As I observed the pageant actors, I noticed their somber but expectant faces. They were already entering into a type of meditation as they prepared to play their roles with accuracy and reverence. It was such a humble blessing to witness.

We can all glean something spiritually valuable from either watching or becoming active participants in Las Posadas. Because it is a religious event that combines both contemplation and celebration, we can enter into it with the intention of enriching our Advent experience each year.

I think often about the extreme poverty into which Jesus was born and the incredible sacrifice that both the Blessed Mother and St. Joseph made to keep Him safe and to be obedient to God the Father. During Christmases when I have been pregnant, this reality becomes more striking to me. Pregnancy is not comfortable, especially when you are in your final trimester. I wonder how Mary managed to sit on a donkey (with no back support and few breaks to rest) for all those miles through the desert and on rocky ground.

She obviously spent those long weeks pondering, meditating on the gift of the Incarnate Word within her. As a mother, I can understand the instinct to protect and cherish the developing life within. What were her questions? What did she ask God the Father during those long days and nights?

And St. Joseph, too, the protector and provider for the family, must have been burdened heavily by knowing that he was responsible for his family through all the tumult and windstorms, potential danger from predatory animals, and thieves who might have struck them during their sojourn.

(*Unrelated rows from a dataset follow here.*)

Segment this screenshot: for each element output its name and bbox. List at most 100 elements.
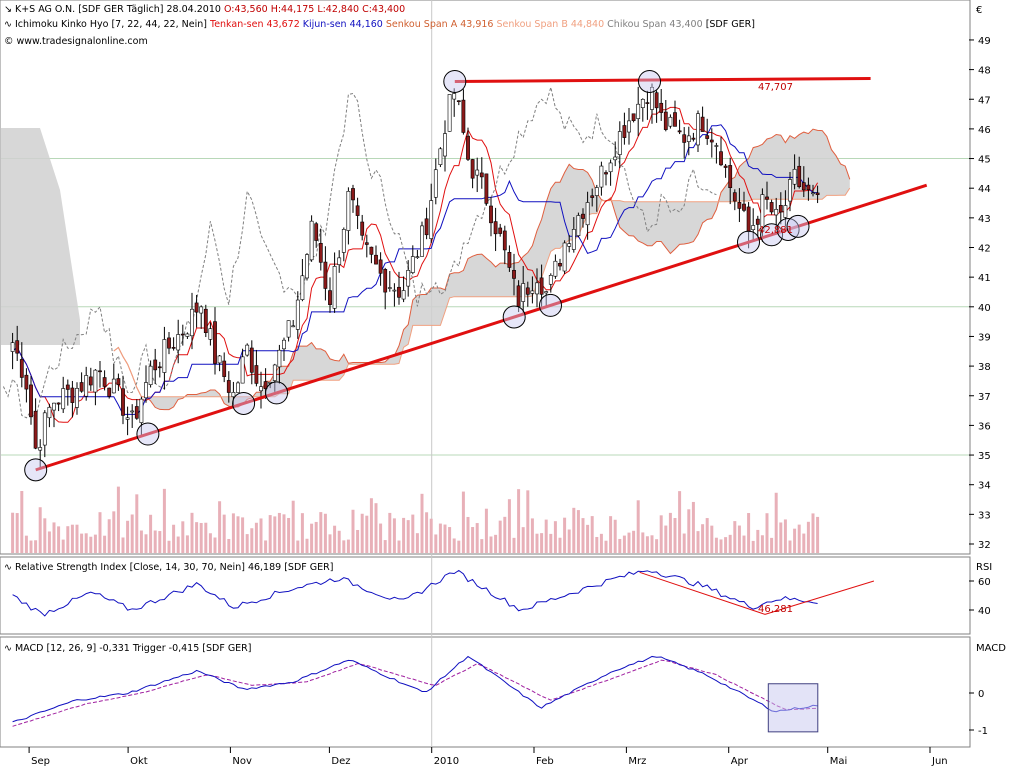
volume-bar [756, 529, 760, 553]
macd-highlight-box [767, 683, 819, 733]
volume-bar [655, 539, 659, 553]
symbol-icon: ↘ [4, 4, 15, 15]
volume-bar [475, 523, 479, 553]
candle-body [305, 254, 309, 279]
candle-body [797, 165, 802, 188]
support-touch-marker [232, 391, 256, 415]
candle-body [640, 98, 645, 109]
volume-bar [259, 518, 263, 553]
candle-body [245, 344, 250, 356]
candle-body [415, 256, 420, 258]
candle-body [755, 218, 760, 225]
candle-body [29, 384, 33, 418]
volume-bar [747, 513, 751, 553]
kijun-legend: Kijun-sen 44,160 [303, 19, 383, 30]
volume-bar [544, 519, 548, 553]
volume-bar [774, 492, 778, 553]
candle-body [75, 388, 79, 408]
candle-body [56, 402, 61, 405]
candle-body [438, 148, 443, 165]
price-tick-label: 38 [978, 362, 991, 373]
volume-bar [797, 524, 801, 553]
tenkan-sen-line [12, 106, 819, 423]
candle-body [194, 302, 199, 313]
candle-body [429, 200, 434, 239]
chikou-legend: Chikou Span 43,400 [607, 19, 702, 30]
candle-body [585, 202, 590, 226]
candle-body [392, 289, 397, 292]
volume-bar [167, 540, 171, 553]
volume-bar [80, 533, 84, 553]
resistance-touch-marker [443, 69, 467, 93]
volume-bar [567, 529, 571, 553]
volume-bar [144, 534, 148, 553]
volume-bar [162, 488, 166, 553]
volume-bar [457, 540, 461, 553]
candle-body [539, 277, 544, 295]
candle-body [254, 365, 259, 384]
volume-bars [11, 486, 820, 553]
candle-body [456, 100, 461, 103]
volume-bar [103, 535, 107, 553]
month-label: Dez [331, 756, 350, 767]
support-touch-marker [265, 381, 289, 405]
candle-body [622, 125, 627, 138]
month-label: 2010 [434, 756, 459, 767]
candle-body [240, 356, 245, 384]
volume-bar [696, 531, 700, 553]
candle-body [604, 172, 608, 175]
volume-bar [609, 516, 613, 553]
volume-bar [379, 523, 383, 553]
volume-bar [691, 501, 695, 553]
candle-body [272, 364, 277, 381]
support-touch-marker [737, 230, 760, 254]
volume-bar [392, 518, 396, 553]
volume-bar [213, 537, 217, 553]
candle-body [226, 380, 231, 393]
candle-body [553, 260, 558, 277]
volume-bar [38, 507, 42, 553]
volume-bar [149, 514, 153, 553]
candle-body [673, 112, 677, 127]
volume-bar [365, 515, 369, 553]
candle-body [84, 375, 89, 397]
instrument-title: K+S AG O.N. [SDF GER Täglich] 28.04.2010 [15, 4, 221, 15]
candle-body [691, 137, 696, 140]
candle-body [52, 402, 56, 411]
candle-body [144, 382, 148, 399]
volume-bar [471, 527, 475, 553]
resistance-touch-marker [638, 69, 661, 93]
candle-body [746, 206, 751, 233]
candle-body [125, 417, 130, 420]
candle-body [410, 256, 415, 273]
volume-bar [342, 540, 346, 553]
website-credit: © www.tradesignalonline.com [4, 36, 148, 47]
volume-bar [659, 515, 663, 553]
month-label: Jun [931, 756, 948, 767]
candlesticks [10, 83, 820, 468]
volume-bar [126, 520, 130, 553]
volume-bar [231, 513, 235, 553]
candle-body [811, 192, 815, 195]
candle-body [627, 120, 631, 133]
volume-bar [52, 522, 56, 553]
rsi-line [12, 569, 818, 617]
candle-body [815, 192, 820, 195]
volume-bar [273, 516, 277, 553]
candle-body [760, 194, 765, 232]
price-tick-label: 49 [978, 36, 991, 47]
tenkan-legend: Tenkan-sen 43,672 [209, 19, 300, 30]
price-tick-label: 40 [978, 303, 991, 314]
candle-body [498, 227, 503, 234]
candle-body [65, 384, 70, 390]
volume-bar [604, 540, 608, 553]
volume-bar [57, 526, 61, 553]
volume-bar [208, 533, 212, 553]
candle-body [696, 113, 700, 146]
volume-bar [356, 529, 360, 553]
candle-body [686, 135, 691, 142]
volume-bar [195, 522, 199, 553]
candle-body [199, 306, 204, 314]
candle-body [121, 388, 125, 416]
span-b-legend: Senkou Span B 44,840 [497, 19, 605, 30]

Even more, this responsibility as the leader of the family was even greater for him, since he was chosen to be the foster father of the Son of God!

What has always been most unsettling for me, however, was that no one welcomed the Holy Family once they reached Bethlehem. Our Lady was in labor, and Jesus’ birth was imminent. But everyone in the community closed their doors and would not accommodate their need. Such was their poverty of spirit more evident in that moment than their material poverty.

And we, in our extreme need, can and should approach the manger with all of this in mind. There are many times in our own lives when we do not know where to turn, to whom we can trust to help us in our great need. And we feel lonely, abandoned, forsaken, lost. During those times, we can recall the difficult journey of Mary and St. Joseph, begging for their intercession to lead us to a place or person of welcome and reprieve.

Even more, it’s important for each of us to consider the times when we’ve turned our backs on Jesus and Mary. When did we close the door of our hearts to their beckoning? Have we ever rejected our neighbor who turned to us for help? If so, we can also take that spiritual journey with Mary and Joseph into our own lives and reflect on the ways we can grow in charity this Advent and Christmas season.

The Christmas story, of course, goes much deeper in our hearts when we are truly ready to awaken something new within our souls, to shake us out of our spiritual slumber and become vigilant, zealous, and earnest in our devotion to the Christ-Child. Our own vulnerability is often mirrored in the beauty of Christ’s birth because we face Him as an infant and instantly recognize the gift of His humanity wrapped in divinity.

Each of our Las Posadas experiences will be different, much like the unique representations of Christmas pageants worldwide. If our hearts are open, we will discover who we are in the story and where our own journey is leading us.